BACKGROUND: Structure-based drug repositioning has emerged as a promising alternative to conventional drug development. Regardless of the many success stories reported over the past years and the novel breakthroughs on the AI-based system AlphaFold for structure prediction, the availability of structural data for protein-drug complexes remains very limited. Whereas the chemical libraries contain millions of drug compounds, the vast majority of them do not have structures to crystallized targets,and it is, therefore, impossible to characterize their binding to targets from a structural view. However, the concept of building blocks offers a novel perspective on the structural problem. A drug compound is considered a complex of small chemical blocks or fragments, which confer the relevant properties to the drug and have a high proportion of functional groups involved in protein binding. Based on this, we propose a novel approach to expand the scope of structure-based repositioning approaches by transferring the structural knowledge from a fragment to a compound level.

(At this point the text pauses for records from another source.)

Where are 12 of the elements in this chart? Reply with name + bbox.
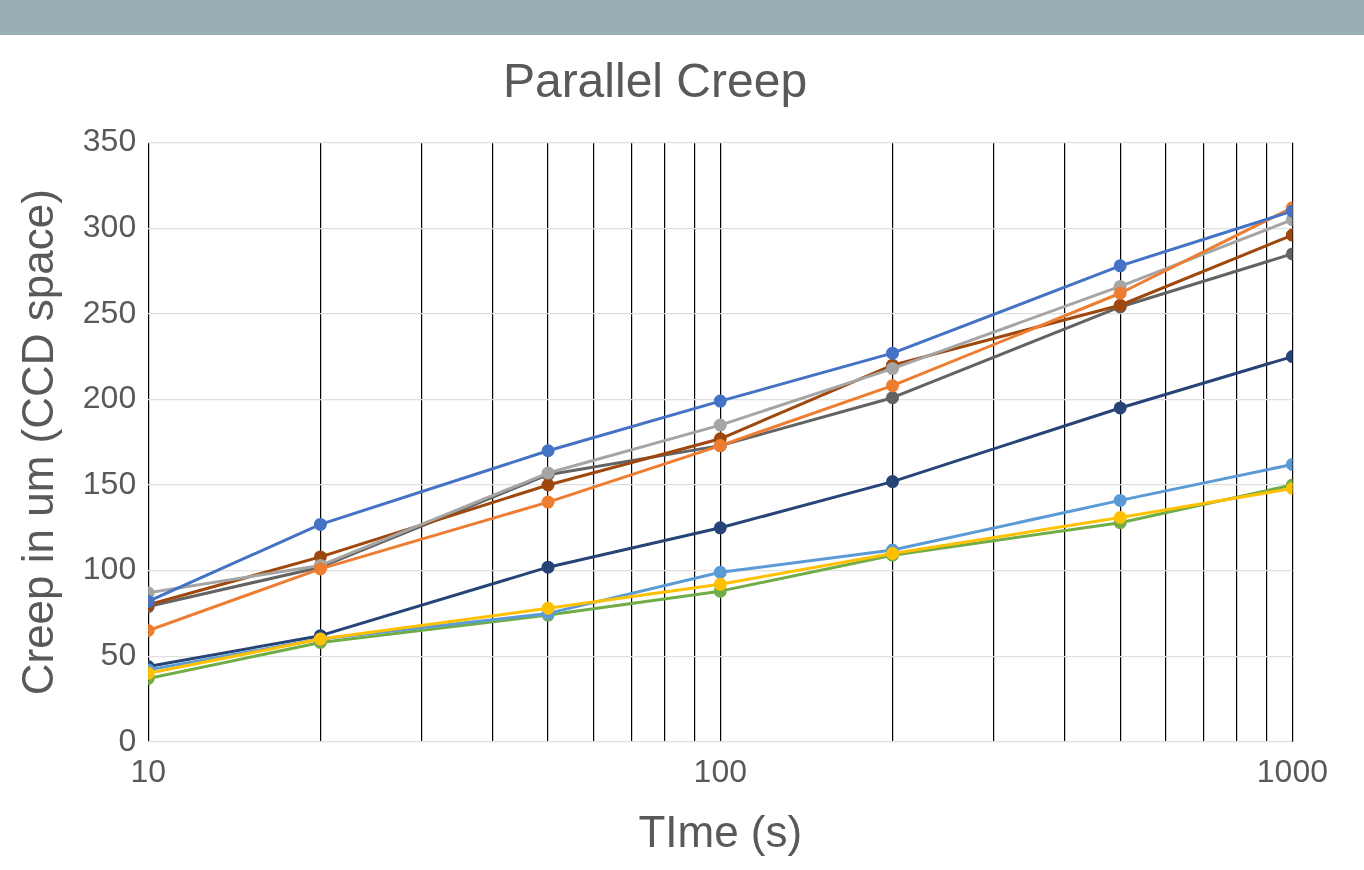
y-tick-label: 100 (82, 550, 137, 587)
y-tick-label: 150 (82, 464, 137, 501)
y-tick-label: 350 (82, 122, 137, 159)
chart-title: Parallel Creep (502, 54, 808, 108)
x-tick-label: 100 (693, 752, 747, 789)
y-tick-label: 200 (82, 379, 137, 416)
y-axis-title: Creep in um (CCD space) (12, 189, 62, 696)
x-axis-title: TIme (s) (638, 806, 803, 856)
y-tick-label: 250 (82, 293, 137, 330)
x-tick-label: 1000 (1256, 752, 1328, 789)
y-tick-label: 300 (82, 208, 137, 245)
y-tick-label: 50 (100, 636, 137, 673)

RESULTS: We fragmented over 100,000 compounds in the Protein Data Bank (PDB) and characterized the structural binding mode of 153,000 fragments to their crystallized targets. Using the fragment's data, we were able to artificially reconstruct the binding mode of over 7,800 complexes between ChEMBL compounds and their known targets, for which no structural data is available. We proved that the conserved binding tendency of fragments, when binding to the same targets, highly influences the drug's binding specificity and carries the key information to reconstruct full drugs binding mode. Furthermore, our approach was able to reconstruct multiple compound-target pairs at optimal thresholds and high similarity to the actual binding mode.

CONCLUSIONS: Such reconstructions are of great value and benefit structure-based drug repositioning since they automatically enlarge the technique's scope and allow exploring the so far 'unexplored compounds' from a structural perspective. In general, the transfer of structural information is a promising technique that could be applied to any chemical library, to any compound that has no crystal structure available in PDB, and even to transfer any other feature that may be relevant for the drug discovery process and that due to data limitations is not yet fully available. In that sense, the results of this work document the full potential of structure-based screening even beyond PDB.